Dealing with cranks is an occupational hazard for most scientists, but it's especially bad for physicists and astronomers. Those who study the cosmos for a living tend to be bombarded with letters, calls and emails from would-be geniuses who insist they have refuted Einstein or devised a new theory of gravity or disproved the Big Bang. The telltale signs of crankdom are so consistent--a grandiose theory, minimal credentials, a messianic zeal--that scientists can usually spot them a mile off.
That's why the case of James Gardner is so surprising. He seems to fit the profile perfectly: he's a Portland, Ore., attorney, not a scientist, who argues--are you ready for this?--that our universe might have been
manufactured by a race of superintelligent extraterrestrial beings. That is exactly the sort of idea that would normally have experts rolling their eyes, blocking e-mails and hoping the author won't corner them at a lecture or a conference.
But when Gardner's book Biocosmcame out last year, it carried jacket endorsements from a surprisingly eminent group of scientists. "A novel perspective on humankind's role in the universe," wrote Martin Rees, the astronomer royal of Britain and a Cambridge colleague of Stephen Hawking's. "There is little doubt that his ideas will change yours," wrote Seth Shostak, senior astronomer at the Search for Extraterrestrial Intelligence (SETI) Institute in California. "A magnificent one-stop account of the history of life," wrote complexity theorist John Casti, a co-founder of the Santa Fe Institute. Since then, Gardner has been welcomed at major planetariums and legitimate scientific conferences, explaining his ideas to a surprisingly interested public.
It's not that anyone actually buys Gardner's theory. He admits it's "farfetched," and even those scientists who find it stimulating think it's wildly improbable. But it does have one thing in its favor. The biocosm theory is an attempt, albeit a highly speculative one, to solve what just might be science's most profound mystery: why the universe, against all odds, is so remarkably hospitable to life.
Given that we haven't found any life beyond Earth yet, "remarkably hospitable" may sound a bit strong. At a deep level, though, it's true. Many of the most fundamental characteristics of our cosmos--the relative strengths of gravity, electromagnetism and the forces that operate inside atomic nuclei as well as the masses and relative abundances of different particles--are so finely tuned that if just one of them were even slightly different, life as we know it couldn't exist.
If the so-called weak nuclear interaction were a tiny bit stronger or weaker than it is, for example, stars wouldn't blow up in the mammoth supernovas that spread elements like carbon and oxygen out into space--and without those elements, there would be no water and no organic molecules.
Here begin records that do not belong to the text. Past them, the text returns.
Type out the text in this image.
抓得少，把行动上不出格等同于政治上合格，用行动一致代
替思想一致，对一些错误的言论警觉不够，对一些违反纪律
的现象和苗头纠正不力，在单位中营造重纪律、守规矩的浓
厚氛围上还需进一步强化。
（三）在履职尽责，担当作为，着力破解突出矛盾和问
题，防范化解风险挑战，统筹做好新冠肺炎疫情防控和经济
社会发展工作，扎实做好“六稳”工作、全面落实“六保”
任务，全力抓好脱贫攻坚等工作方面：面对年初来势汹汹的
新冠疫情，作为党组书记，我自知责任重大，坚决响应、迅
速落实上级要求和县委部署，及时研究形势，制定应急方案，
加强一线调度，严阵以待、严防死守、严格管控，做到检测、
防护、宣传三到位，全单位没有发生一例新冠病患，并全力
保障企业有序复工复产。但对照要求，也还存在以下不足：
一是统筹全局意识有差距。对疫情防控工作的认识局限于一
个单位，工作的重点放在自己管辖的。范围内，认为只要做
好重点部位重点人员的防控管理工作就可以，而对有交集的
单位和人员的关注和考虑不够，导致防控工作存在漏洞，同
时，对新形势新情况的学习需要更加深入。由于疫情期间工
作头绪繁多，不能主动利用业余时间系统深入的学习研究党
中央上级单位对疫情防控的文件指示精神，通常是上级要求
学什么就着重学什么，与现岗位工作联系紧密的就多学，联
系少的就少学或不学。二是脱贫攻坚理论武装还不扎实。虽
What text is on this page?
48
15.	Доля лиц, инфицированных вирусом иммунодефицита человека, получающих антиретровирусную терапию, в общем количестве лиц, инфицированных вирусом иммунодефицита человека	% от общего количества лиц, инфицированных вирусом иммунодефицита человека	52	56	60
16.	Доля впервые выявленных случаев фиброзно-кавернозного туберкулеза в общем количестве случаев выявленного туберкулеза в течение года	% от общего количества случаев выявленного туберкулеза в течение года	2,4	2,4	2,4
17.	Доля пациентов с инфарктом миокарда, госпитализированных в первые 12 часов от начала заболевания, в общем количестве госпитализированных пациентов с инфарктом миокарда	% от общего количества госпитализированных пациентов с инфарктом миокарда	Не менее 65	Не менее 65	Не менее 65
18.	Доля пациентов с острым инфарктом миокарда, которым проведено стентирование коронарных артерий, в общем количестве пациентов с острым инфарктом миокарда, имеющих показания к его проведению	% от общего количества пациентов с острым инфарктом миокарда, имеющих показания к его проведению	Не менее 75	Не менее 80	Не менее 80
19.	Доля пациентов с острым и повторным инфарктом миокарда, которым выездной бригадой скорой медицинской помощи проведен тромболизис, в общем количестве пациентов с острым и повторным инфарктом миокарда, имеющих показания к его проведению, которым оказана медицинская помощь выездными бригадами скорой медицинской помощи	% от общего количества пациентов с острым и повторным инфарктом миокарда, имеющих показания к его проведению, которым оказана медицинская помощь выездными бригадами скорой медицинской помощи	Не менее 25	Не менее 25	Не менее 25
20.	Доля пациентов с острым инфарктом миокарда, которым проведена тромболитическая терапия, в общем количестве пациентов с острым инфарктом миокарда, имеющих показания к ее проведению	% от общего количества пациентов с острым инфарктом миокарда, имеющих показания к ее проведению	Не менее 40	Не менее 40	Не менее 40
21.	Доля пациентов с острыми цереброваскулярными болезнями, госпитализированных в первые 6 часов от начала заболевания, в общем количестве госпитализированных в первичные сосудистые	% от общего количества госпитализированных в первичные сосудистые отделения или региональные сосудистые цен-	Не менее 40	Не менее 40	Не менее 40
If the strong nuclear force were just one-half of 1% stronger or weaker, stars could not make carbon or oxygen in the first place. In 1999 Martin Rees postulated that there were "just six numbers" that make life possible, although other theorists have since added several. And because there is no known law that requires those forces to have the values they do, scientists figure that there must be another explanation for how we got so lucky.